Celle de la politique américaine ensuite. Dès la deuxième année de la présidence de Bill Clinton on voyait s’envoler le rêve wilsonien d’un monde géré par des institutions internationales respectées et fortes, et la toute puissance américaine s’exprimait directement, par des interventions militaires, dans les Balkans en particulier, comme sur le plan politique et économique. L’unilatéralisme américain ruinait toutes les avancées vers une «gouvernance mondiale» qui aurait pu être le pendant et le contrepoids à la mondialisation économique, comme le défendaient certaines ONGs et quelques gouvernements, en particulier en Europe.


Emergence de mouvements sociaux



La relance d’un cycle de mobilisation à l’échelle mondiale à partir de Seattle, dont les précurseurs ont été les grévistes coréens et français ou les Zapatistes du Chiapas, est aussi à la base des transformations auxquelles nous assistons. Une remise en cause radicale de la mondialisation libérale s’exprime désormais, tant face aux sommets internationaux que contre les mesures libérales prises par les gouvernements ou imposées par les institutions internationales, les exemples les plus récents étant les grèves générales italiennes et espagnoles ou le mouvement de protestation en Argentine.
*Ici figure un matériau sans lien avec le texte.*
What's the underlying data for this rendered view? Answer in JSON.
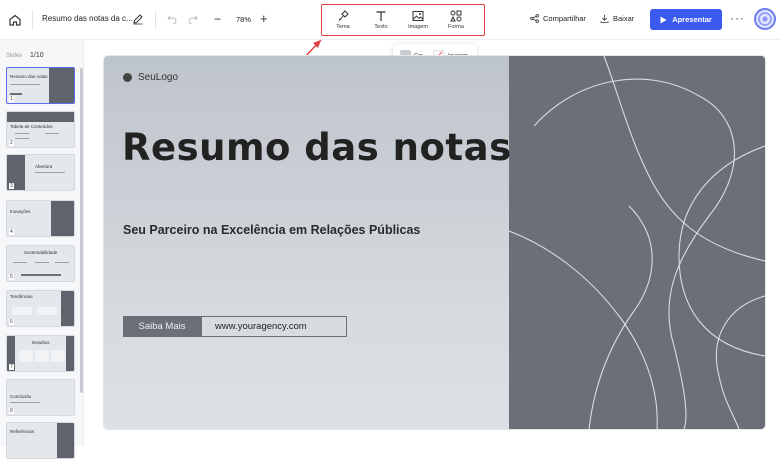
{
  "topbar": {
    "doc_title": "Resumo das notas da c...",
    "zoom": "78%",
    "zoom_out": "−",
    "zoom_in": "+",
    "tools": [
      {
        "label": "Tema",
        "icon": "theme-icon"
      },
      {
        "label": "Texto",
        "icon": "text-icon"
      },
      {
        "label": "Imagem",
        "icon": "image-icon"
      },
      {
        "label": "Forma",
        "icon": "shape-icon"
      }
    ],
    "share_label": "Compartilhar",
    "download_label": "Baixar",
    "present_label": "Apresentar",
    "more": "···"
  },
  "popup": {
    "color_label": "Cor",
    "image_label": "Imagem"
  },
  "sidebar": {
    "slides_label": "Slides",
    "count": "1/10",
    "thumbnails": [
      {
        "number": "1",
        "title": "Resumo das notas"
      },
      {
        "number": "2",
        "title": "Tabela de Conteúdos"
      },
      {
        "number": "3",
        "title": "Abertura"
      },
      {
        "number": "4",
        "title": "Inovações"
      },
      {
        "number": "5",
        "title": "Sustentabilidade"
      },
      {
        "number": "6",
        "title": "Tendências"
      },
      {
        "number": "7",
        "title": "Desafios"
      },
      {
        "number": "8",
        "title": "Conclusão"
      },
      {
        "number": "9",
        "title": "Referências"
      }
    ]
  },
  "slide": {
    "logo": "SeuLogo",
    "headline": "Resumo das notas",
    "subline": "Seu Parceiro na Excelência em Relações Públicas",
    "cta_label": "Saiba Mais",
    "cta_url": "www.youragency.com"
  },
  "colors": {
    "accent": "#3b5af0",
    "annotation": "#e14040",
    "slide_dark": "#6a6f78"
  }
}
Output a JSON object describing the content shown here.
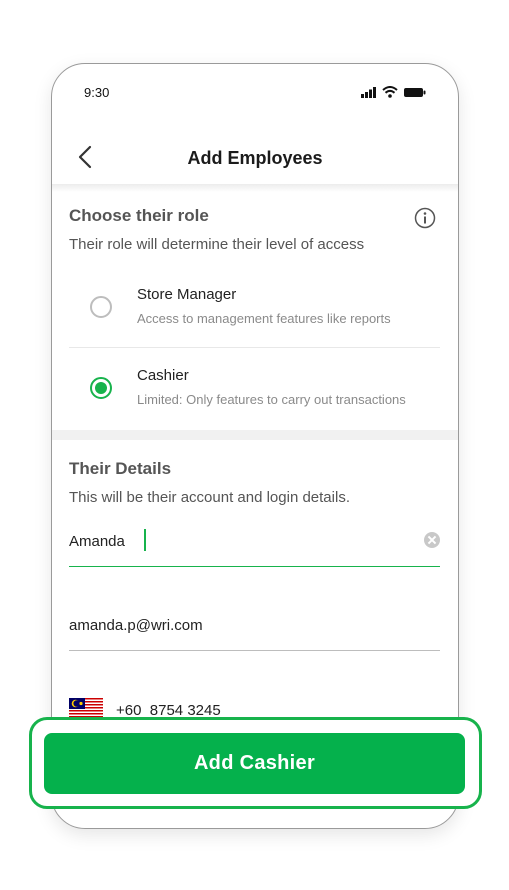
{
  "status_bar": {
    "time": "9:30"
  },
  "header": {
    "title": "Add Employees"
  },
  "role_section": {
    "title": "Choose their role",
    "subtitle": "Their role will determine their level of access",
    "options": [
      {
        "label": "Store Manager",
        "description": "Access to management features like reports",
        "selected": false
      },
      {
        "label": "Cashier",
        "description": "Limited: Only features to carry out transactions",
        "selected": true
      }
    ]
  },
  "details_section": {
    "title": "Their Details",
    "subtitle": "This will be their account and login details.",
    "name_value": "Amanda",
    "email_value": "amanda.p@wri.com",
    "phone_value": "+60  8754 3245"
  },
  "cta": {
    "label": "Add Cashier"
  },
  "colors": {
    "accent": "#05b14c",
    "radio_selected": "#17b34c"
  },
  "icons": [
    "signal-icon",
    "wifi-icon",
    "battery-icon",
    "back-chevron-icon",
    "info-icon",
    "clear-icon",
    "malaysia-flag-icon"
  ]
}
Le 11 septembre a évidemment accéléré ces processus et rendu plus aiguës certaines contradictions. L’instauration, par les Etats-Unis, d’une phase de guerres permanentes renvoie à des raisons plus profondes que la volonté de donner des gages à une population américaine choquée par les attentats. L’Empire américain a ceci de spécifique qu’il ne cherche pas à conquérir des territoires ou à instaurer une pax romana qui garantirait une stabilité de long terme. Ses objectifs sont plus limités: assurer à ses entreprises des débouchés et des marchés et garder une liberté de manouvre totale sur le plan politique et militaire, sans être entravé par le moindre accord ou la moindre institution. Mais devant les levées de bouclier qu’une politique de ce type ne peut que déclencher, rien ne vaut la mise en avant d’un risque mondial tel qu’il justifie la prééminence américaine et le suivisme d’alliés qui n’ont pas les moyens d’agir de leur propre chef.



L’Etat voyou



Ce système a fort bien fonctionné tant que l’URSS existait, la bipolarité et la guerre froide permettaient aux deux rivaux de dominer leurs camps sans partage ni réelle contestation. La disparition de l’URSS a marqué la fin de cette période et la réaffirmation, après de timides tentations multilatéralistes, de la toute puissance américaine, a coïncidé avec la recherche d’un nouvel ennemi qui la justifierait. Sous la présidence de Bill Clinton est ainsi apparue la notion de rogue states, des «états voyous» qui menaceraient la stabilité du monde. Les attentats du 11 septembre ont permis à l’administration américaine de recycler ces théories et on a vu George Bush inclure dans «l’axe du mal» trois pays qui faisaient partie de la liste des «états voyous» définie par l’administration Clinton. Mais la poursuite de cette politique se fait un cran au-dessus, le budget militaire connaît une forte augmentation et les interventions militaires se multiplient. L’activisme militaire américain et la pression politique de l’administration Bush produit des effets contradictoires. C’est d’abord l’alignement qui domine. Avant le 11 septembre, les institutions internationales cherchaient des appuis en dehors des Etats, et d’abord des Etats-Unis qui les mettaient souvent sur la sellette, et mettaient en avant l’émergence de la «société civile», multinationales comme ONGs. On pouvait même voir, comme à Durban pour la conférence de l’ONU sur le racisme, en août 2001, des sommets internationaux adopter des résolutions en l’absence des Etats-Unis qui avaient décidé de quitter la séance. Dans la dernière année, ces velléités d’indépendance se sont estompées et l’on a vu, à la conférence de l’ONU sur «les finances pour le développement» à Monterrey, au mois de mars, ou à Johannesburg, en août, ces institutions et la communauté internationale se plier aux desiderata américains. Mais ce suivisme pourrait être de courte durée, les réserves qui s’expriment dans le monde entier contre la guerre que prépare Washington contre l’Irak en est un indice.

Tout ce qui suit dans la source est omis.